Mobile Mardi Gras to benefit from Katrina
May hit record as festivities elsewhere cut back due to hurricane damage
![]() | Stephen Mussell, left, and co-worker Will Edmond, right, look over plans for constructing a Mardi Gras float in Mobile, Ala. Mardi Gras season begins in February. |
Garry Mitchell / AP |
MOBILE, Ala. - Mobile's Mardi Gras parades couldn't be staged without float builders like Stephen Mussell, who has built a career on the carnival's demand for rolling showpieces of splashy colors and lights.
His year-round work was seen by an apparent record number of Mobile Mardi Gras revelers last year, an uptick attributed partly to Hurricane Katrina. The port city, with more than 30 parades over the weeks culminating on Fat Tuesday, may benefit again this year as coastal Mississippi's festivities in Biloxi will remain cut back to one parade due to Katrina damage.
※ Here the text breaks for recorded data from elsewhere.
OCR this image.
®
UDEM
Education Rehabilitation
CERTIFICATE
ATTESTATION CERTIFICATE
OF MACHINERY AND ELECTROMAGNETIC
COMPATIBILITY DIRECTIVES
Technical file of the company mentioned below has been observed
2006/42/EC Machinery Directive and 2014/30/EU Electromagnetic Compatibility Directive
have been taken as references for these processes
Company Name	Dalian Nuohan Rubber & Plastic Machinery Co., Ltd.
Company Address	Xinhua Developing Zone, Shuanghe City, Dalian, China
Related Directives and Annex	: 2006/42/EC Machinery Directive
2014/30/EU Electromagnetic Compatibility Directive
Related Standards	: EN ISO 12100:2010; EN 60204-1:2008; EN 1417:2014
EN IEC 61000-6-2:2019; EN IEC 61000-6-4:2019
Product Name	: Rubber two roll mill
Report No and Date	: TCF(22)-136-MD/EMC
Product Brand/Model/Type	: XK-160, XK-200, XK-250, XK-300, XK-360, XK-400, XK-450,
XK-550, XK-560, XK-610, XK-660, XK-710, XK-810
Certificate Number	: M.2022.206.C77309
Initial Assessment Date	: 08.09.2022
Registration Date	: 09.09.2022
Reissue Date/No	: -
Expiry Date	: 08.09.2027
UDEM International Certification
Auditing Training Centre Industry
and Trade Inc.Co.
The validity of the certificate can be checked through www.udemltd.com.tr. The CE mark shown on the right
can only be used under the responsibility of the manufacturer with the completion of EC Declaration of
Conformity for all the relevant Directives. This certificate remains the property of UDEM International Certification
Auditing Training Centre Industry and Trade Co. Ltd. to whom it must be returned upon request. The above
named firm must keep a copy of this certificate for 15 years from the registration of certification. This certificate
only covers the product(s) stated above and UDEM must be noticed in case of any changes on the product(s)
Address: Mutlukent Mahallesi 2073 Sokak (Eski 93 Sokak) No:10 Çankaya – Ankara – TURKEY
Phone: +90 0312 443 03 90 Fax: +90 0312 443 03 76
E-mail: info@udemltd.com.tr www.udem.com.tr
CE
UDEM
New Orleans, which has long enjoyed the nation's largest carnival, is also trying to revive its celebration and expects a parade schedule comparable to pre-Katrina levels.
Whatever the numbers, Mussell's 10-member team is turning the floats - most averaging 35 feet in length - into pastel perches for the Mardi Gras organizations, known as krewes, whose members ride them and throw heaps of trinkets, candy, beads, Moon Pies and stuffed animals to thousands lining the streets for two weeks of parading.
Major parades begin Feb. 2 and run through Mardi Gras Day, Feb. 20, giving businesses an economic bonanza. Many reap an entire year's profit during carnival - if the weather is good.
Mobile has about a half-dozen float builders and designers like Mussell whose teams twist chicken wire into dragons, tigers, goofy characters and scenery. Each float has a light-hearted theme.
"To do five parades takes all year," Mussell said, wearing a paint-splattered sweatshirt while putting the decorative touches on 11 floats parked in a huge warehouse near Mobile's waterfront.
Mussell, who has been building floats for 29 years, buys gallons of latex house paint, then tints it to "kick it up" before it's sprayed on. The electrical lighting comes last and is needed because some parades roll at night.
His 22-year-old son, Nathan Mussell, is part of the team. With a history degree from Auburn University, the younger Mussell leaves in June for the Peace Corps. But when he's home, he's float-building, a family obsession.
"I was born on Mardi Gras Day in 1984," he said.
High school French teacher Will Edmond has worked part-time with Mussell on the floats during holidays and school breaks for the last eight years.
"It's unique, that's for sure," said Edmond, 33, who says his family has attended Mardi Gras events for 30 years - standing at the same spot to view parades.
Another Mussell worker, 17-year-old Greg Thornton, said he works on the Mardi Gras floats "so I can be around it all year long."
After Hurricane Katrina struck in 2005, Mobile advertised its "family-oriented" carnival in markets within a 150-to-200-mile radius, including Jackson, Miss., Hattiesburg, Miss., Baton Rouge, La., Birmingham and Montgomery, to counter reports about damages. Mobile was largely unscathed by Katrina.